The Australian company appears to be making history one more time.  Trisled recently released pictures and a few details of their newest prototype.  The new velomobile is a significant departure from previous PedalPrix velomobiles.  The unnamed prototype appears to be a full carbon fiber monocoque Aquilla.  Currently it is my understanding that all PedalPrix velomobiles from all manufacturers have a metal frame covered with a shell.  Furthermore, the new tadpole velomobile apparently has front wheel drive and front wheel steering that is probably also a first in the world of tadpole velomobiles.  There are no details or pictures available yet of the structural or mechanical systems.


I am sad to report that brothers Andreas and Michael Byess have split up their business after 25 years.  The company has been a significant player in the velomobile industry.  Andreas will continue building the current Go-One models Evo R, K and Ks. Michael will not be involved in velomobile production, he will continue to produce manufacture precision parts.  Over the past couple of years Michael had released plans for the replacement of the Evo-K and Evo-R but Michael had indicated that the lack of resources probably due to slow sales of current models prevented the completion of the projects.  Andreas plans on making modest improvements to current models.


Ray Mickevius posted on BROL that several moldsfor producing velomobiles are available for enterprising individuals.  The molds are for the Cab Bike, Hornet and Team velomobiles.  The molds come with several parts including two working velomobiles. The asking price is C$9 500.  Ray had put Quest molds for sale and while a few people are interested, they are still available.


  1. Thanks Luc! I appreciate the news, and really want to learn about the new Hilgo.
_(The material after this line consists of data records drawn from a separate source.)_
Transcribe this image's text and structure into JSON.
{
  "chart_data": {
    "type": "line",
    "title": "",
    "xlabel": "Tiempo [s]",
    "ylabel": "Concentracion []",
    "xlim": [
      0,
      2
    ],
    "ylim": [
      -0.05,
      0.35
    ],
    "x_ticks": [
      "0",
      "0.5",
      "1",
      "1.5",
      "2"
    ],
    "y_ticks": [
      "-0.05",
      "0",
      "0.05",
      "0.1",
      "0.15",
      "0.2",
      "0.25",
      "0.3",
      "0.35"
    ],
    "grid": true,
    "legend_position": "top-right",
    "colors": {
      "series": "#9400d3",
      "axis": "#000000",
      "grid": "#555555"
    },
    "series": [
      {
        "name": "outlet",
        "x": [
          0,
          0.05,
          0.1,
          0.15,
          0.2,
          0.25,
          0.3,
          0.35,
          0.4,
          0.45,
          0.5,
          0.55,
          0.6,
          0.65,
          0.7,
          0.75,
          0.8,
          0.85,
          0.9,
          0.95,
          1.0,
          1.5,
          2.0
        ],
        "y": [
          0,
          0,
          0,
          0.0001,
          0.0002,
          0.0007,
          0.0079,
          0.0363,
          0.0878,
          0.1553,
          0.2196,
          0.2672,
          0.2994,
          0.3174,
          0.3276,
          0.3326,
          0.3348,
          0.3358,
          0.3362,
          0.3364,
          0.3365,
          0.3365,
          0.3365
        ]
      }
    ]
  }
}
  2. The precise same rod ends might not be available locally.
    You should be able to pick up automotive rod ends and lengths of threaded stud locally.
    After having a catastrophic failure of the steering on my EvoK (due to OEM use of domed nuts forcing a rod end apart) I replaced the rod ends with the automotive type that do not separate as the liner is cast with the ball in place. Easier to work on as I used M6 bolts instead of the tricksy narrow spanner needed for the usual ones.
    You can see the first replacement I fitted on the left in this image:

  3. This vehicle looks funny. Maybe there is isobutane in this tires.